The poll - conducted by outplacement firm Challenger, Gray & Christmas Inc. - found that 54 percent of H.R. executives consider keeping employees engaged and productive to be the top challenge after layoffs are announced.
The second-biggest challenge, chosen by 23 percent of respondents, is easing the anxiety those employees feel at the possibility of more layoffs.
The survey results were released today at the annual meeting of the Society for Human Resource Management in New Orleans.
“Companies that focus on output will create a work force that is motivated by fear of job loss instead of by loyalty and pride,” John A. Challenger, the firm’s CEO, said in a statement. “That may work for the remainder of the downturn, but as soon as the recovery begins, the company will undoubtedly experience heavy turnover.”
Despite the reduction in head count that results from layoffs, only 15 percent of those polled said maintaining productivity with fewer workers was their biggest challenge.
Businesses have announced 1.6 million job cuts over the past year, according to figures compiled by Challenger. The federal government says about 6 million jobs have been lost since the recession began in December 2007.
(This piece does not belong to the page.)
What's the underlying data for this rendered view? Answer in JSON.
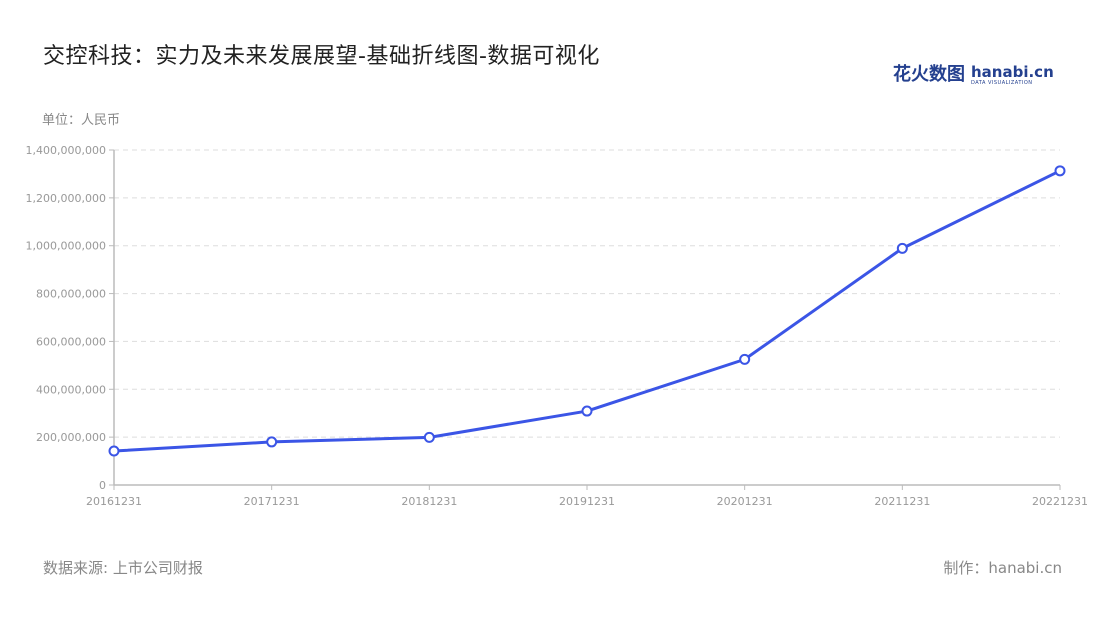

“You cannot simply tell employees to ‘do more with less,’ ” Challenger said. “There must be a back-and-forth dialogue to address employees’ concerns and fears. They must be an active part of the problem-solving process. And, in any situation, honesty is the best policy – employees deserve up-front communication when it comes to the state of the company and their jobs.”
Fifty-eight percent of poll respondents said department heads meet directly with the remaining employees after layoffs occur to answer questions, but only 12 percent provide counseling, according to the poll results. Roughly one in 10 said they do nothing at all.
“Companies recognizing that employee engagement is the key to continued quality output [that] will not only survive the downturn, but will be poised to thrive when the expansion begins,” Challenger said.